Of all these cities, Milan, as the most modern, is considered the most cursed. The fashion industry, the automobile industry, and (now) the corruption industry have put a slick and ugly surface over this old center of the Roman empire.

But a paradox of these new cities is that they often uncover older things than the Middle Ages. By digging foundations for modern structures, workers dig up a deeper past. Milan, of all places, is the best example of this. In 1943, people were digging a bomb shelter to escape Allied planes' raids, when they came on ancient remains of the church under the city's huge cathedral (the Duomo). Postwar need prevented an exploration of this find until the 1960s, when the subway was being dug near the Duomo.

An octagonal pool was found with formal steps, which was recognized as the baptismal pool for which Ambrose, the 4th-century bishop, composed eight Latin verses to be placed on each side of the pool. This amazing find gave us back the site where Ambrose baptized a young North African named Augustine -- who, after his return to Africa, wrote the books on which medieval Christianity was based: ''The City of God,'' ''The Trinity,'' ''The Confessions.''

This Ambrose was a tough church ruler, the son of an aristocratic Roman family, who defied the Roman emperor when his palace was in Milan (not in Rome).

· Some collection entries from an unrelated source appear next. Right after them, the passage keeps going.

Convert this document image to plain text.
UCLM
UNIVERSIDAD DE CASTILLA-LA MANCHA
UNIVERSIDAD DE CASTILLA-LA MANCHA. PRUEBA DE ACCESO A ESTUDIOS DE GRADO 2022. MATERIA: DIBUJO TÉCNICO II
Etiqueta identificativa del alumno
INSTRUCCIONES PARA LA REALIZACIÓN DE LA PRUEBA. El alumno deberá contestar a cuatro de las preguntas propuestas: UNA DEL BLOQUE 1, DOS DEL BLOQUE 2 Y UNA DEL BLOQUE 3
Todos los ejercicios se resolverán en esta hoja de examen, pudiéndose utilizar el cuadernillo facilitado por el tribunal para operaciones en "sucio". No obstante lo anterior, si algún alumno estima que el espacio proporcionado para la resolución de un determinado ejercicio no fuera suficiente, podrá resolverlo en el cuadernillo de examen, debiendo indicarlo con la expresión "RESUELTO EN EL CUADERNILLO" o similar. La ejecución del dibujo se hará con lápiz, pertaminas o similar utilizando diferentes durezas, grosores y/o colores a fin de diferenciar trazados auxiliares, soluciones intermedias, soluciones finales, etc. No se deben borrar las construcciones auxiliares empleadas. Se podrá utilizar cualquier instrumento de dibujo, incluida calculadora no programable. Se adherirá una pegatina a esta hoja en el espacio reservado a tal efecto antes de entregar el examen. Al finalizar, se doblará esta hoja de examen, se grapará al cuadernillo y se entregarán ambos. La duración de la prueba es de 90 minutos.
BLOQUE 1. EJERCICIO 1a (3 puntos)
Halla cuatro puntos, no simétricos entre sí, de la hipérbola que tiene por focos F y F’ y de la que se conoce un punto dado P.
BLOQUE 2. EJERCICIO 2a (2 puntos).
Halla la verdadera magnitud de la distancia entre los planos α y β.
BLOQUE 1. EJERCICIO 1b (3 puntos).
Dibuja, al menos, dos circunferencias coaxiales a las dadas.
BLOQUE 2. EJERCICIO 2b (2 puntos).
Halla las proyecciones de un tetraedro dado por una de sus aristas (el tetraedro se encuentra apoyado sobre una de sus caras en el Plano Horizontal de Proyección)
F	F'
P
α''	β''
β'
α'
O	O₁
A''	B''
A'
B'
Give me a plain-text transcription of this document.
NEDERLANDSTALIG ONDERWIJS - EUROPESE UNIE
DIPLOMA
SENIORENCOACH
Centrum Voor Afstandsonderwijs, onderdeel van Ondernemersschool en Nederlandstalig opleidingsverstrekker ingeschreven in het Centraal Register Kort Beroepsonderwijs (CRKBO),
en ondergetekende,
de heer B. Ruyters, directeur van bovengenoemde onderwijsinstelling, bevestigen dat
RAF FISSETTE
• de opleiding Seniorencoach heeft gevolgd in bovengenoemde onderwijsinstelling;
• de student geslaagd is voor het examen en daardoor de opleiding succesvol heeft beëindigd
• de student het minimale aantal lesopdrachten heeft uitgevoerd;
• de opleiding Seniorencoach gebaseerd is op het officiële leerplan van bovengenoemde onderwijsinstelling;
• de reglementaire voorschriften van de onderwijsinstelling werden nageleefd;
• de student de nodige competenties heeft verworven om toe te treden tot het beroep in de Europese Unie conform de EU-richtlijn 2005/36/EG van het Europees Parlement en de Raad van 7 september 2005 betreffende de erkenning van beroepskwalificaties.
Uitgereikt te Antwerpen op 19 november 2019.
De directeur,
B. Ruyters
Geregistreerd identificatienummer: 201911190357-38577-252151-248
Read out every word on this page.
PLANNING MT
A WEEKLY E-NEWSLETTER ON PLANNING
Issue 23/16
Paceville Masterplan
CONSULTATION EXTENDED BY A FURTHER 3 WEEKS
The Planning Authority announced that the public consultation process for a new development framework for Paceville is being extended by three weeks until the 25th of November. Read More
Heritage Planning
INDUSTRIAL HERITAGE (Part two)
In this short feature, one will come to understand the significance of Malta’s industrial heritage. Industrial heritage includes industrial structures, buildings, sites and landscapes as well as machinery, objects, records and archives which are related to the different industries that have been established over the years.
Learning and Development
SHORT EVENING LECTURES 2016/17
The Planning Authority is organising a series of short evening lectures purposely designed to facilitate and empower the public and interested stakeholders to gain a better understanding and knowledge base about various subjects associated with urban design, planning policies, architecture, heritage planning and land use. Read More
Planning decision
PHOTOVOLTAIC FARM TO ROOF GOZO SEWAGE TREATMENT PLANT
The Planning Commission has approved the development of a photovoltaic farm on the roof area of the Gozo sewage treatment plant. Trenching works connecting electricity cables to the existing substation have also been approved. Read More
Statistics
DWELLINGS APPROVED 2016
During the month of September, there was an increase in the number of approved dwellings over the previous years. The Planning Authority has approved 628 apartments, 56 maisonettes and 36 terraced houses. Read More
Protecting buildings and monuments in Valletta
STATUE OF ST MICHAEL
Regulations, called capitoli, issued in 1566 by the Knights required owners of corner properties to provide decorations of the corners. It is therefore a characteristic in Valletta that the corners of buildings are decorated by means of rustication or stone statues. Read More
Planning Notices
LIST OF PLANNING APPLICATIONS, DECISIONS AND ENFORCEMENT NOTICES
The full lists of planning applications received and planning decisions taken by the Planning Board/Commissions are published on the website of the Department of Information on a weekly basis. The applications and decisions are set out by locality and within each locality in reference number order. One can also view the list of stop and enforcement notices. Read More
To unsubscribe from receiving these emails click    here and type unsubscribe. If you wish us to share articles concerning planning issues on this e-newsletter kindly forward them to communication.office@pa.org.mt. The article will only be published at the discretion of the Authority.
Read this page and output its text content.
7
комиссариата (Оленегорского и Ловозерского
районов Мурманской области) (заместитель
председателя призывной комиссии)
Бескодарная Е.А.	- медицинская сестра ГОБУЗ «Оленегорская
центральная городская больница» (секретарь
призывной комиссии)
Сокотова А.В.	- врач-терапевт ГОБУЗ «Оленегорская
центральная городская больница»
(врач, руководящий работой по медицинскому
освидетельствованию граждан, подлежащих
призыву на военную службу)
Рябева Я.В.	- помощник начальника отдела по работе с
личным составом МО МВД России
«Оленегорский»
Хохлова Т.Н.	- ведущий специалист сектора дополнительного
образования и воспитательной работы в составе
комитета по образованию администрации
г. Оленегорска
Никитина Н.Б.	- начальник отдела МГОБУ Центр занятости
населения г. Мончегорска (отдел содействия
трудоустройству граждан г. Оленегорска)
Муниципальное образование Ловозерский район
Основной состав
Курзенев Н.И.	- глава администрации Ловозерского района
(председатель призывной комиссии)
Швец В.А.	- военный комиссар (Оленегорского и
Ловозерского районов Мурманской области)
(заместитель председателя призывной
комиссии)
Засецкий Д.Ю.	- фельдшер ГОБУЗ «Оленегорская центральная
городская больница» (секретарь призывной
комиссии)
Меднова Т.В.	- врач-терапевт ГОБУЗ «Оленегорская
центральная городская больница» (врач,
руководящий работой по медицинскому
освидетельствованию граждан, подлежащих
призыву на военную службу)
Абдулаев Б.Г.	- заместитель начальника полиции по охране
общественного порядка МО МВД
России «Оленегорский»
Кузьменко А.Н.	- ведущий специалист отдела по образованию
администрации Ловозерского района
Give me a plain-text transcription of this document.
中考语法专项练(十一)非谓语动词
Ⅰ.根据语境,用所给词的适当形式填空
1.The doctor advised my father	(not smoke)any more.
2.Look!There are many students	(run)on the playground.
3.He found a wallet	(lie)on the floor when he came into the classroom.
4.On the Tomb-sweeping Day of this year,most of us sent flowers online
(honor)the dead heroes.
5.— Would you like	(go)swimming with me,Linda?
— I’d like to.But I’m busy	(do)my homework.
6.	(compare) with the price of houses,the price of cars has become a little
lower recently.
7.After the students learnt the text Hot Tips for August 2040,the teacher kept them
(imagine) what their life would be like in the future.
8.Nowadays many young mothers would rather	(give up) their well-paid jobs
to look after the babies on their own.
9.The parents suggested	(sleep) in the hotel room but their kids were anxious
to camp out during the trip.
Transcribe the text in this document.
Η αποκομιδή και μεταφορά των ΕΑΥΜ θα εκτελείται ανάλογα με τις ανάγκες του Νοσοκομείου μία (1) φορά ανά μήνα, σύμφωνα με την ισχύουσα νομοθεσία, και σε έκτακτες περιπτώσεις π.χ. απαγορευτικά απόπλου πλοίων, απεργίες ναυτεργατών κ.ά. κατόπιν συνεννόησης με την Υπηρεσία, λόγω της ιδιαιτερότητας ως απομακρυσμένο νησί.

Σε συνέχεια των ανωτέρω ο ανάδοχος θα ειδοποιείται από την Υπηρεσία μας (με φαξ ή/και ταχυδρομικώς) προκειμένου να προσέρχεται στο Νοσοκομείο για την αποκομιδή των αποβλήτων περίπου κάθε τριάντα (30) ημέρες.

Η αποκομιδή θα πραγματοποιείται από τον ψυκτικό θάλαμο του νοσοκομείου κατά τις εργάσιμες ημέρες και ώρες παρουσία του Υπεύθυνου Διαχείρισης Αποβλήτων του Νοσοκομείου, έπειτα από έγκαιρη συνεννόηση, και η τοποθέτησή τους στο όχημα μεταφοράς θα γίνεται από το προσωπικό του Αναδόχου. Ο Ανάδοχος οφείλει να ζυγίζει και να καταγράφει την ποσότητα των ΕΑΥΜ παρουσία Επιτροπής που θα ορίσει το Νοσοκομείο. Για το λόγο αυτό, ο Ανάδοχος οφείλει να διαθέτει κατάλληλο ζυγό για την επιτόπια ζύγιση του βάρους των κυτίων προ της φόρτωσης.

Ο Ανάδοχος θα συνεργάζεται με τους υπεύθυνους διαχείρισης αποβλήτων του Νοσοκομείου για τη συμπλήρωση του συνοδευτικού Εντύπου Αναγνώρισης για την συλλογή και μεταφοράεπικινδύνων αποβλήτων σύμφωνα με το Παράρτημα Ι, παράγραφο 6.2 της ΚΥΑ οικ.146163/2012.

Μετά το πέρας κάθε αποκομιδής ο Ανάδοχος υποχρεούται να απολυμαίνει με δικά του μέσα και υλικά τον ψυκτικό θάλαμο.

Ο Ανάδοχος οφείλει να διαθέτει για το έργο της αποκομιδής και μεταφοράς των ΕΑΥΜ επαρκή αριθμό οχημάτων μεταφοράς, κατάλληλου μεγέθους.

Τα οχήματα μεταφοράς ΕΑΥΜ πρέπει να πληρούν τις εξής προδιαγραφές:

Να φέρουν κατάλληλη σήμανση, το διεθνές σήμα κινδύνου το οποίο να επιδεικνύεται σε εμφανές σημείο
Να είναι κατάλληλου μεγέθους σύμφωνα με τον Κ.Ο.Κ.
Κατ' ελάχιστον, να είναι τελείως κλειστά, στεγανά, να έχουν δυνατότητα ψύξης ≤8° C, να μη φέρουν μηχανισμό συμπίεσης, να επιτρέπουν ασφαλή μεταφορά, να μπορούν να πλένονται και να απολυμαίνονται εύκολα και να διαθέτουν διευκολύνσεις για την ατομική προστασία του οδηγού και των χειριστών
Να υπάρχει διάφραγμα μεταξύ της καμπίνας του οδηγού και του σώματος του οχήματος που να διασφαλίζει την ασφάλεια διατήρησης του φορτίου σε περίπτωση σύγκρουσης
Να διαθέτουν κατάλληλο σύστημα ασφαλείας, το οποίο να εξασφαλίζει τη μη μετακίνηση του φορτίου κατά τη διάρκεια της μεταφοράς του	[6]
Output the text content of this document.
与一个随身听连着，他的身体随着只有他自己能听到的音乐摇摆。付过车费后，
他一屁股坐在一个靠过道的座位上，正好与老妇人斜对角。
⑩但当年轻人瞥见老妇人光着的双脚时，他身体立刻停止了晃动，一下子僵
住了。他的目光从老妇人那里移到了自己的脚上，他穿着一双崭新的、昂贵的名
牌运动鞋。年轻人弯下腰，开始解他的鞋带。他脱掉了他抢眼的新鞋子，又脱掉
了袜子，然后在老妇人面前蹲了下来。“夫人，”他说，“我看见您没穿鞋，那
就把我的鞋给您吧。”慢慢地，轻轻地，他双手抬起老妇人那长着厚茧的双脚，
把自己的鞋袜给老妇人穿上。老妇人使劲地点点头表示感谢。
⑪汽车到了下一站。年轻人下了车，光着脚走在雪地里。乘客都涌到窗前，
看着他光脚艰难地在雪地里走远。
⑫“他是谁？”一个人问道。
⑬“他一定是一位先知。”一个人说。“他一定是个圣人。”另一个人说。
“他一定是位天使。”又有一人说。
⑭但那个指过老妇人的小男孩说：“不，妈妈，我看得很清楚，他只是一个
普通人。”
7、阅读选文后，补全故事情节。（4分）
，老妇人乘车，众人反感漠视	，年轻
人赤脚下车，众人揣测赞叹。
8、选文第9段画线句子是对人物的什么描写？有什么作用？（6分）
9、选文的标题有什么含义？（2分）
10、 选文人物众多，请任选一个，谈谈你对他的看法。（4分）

Just before coming to Italy, I was studying the work of Chicago's great city planner, Daniel Burnham, known for his grandiose schemes. Burnham's motto was ''Make no small plans.'' But Burnham's plans proved too big to be implemented. Ambrose was a city planner who succeeded. He put four churches outside the four main gates of Roman Milan.

This layout of a new city orientation was part of a year-round liturgy that celebrated the different saints' feasts at the shrines where their relics were kept. Ambrose established patterns that were followed by the whole Western church. The city grew around these satellites, still there despite much later refashioning. We can make the orbit of Ambrose's pilgrimages to this day.

At one of his new churches Ambrose died, and fragments of his ornate Roman bed, and of the precious silk coverlet put over his bier, are preserved at the church, now called by his name.

The odd thing is that these great remains of the ancient church are largely ignored by people who say they come to Italy to rediscover the past. Thousands of pilgrims go to the shrines of St. Francis and St. Clare in Assisi for every one person who goes to these sites of St. Ambrose and St. Augustine. Both times my wife and I were in the museum with Ambrose's relics, we were alone. The Duomo throngs with tourists, but hardly any go underground to the ancient baptistery.

Yet that octagonal pool was so revered in the past that many church sanctuaries and bell towers were made octagonal in its honor. One sees them everywhere, sprouts from the hidden seed that the modern world was unaware of until the 1960s. There is no more sacred or awe-inspiring place in this country full of sacred places. Even in the newest town one can find the oldest treasure.

Garry Wills is a syndicated columnist.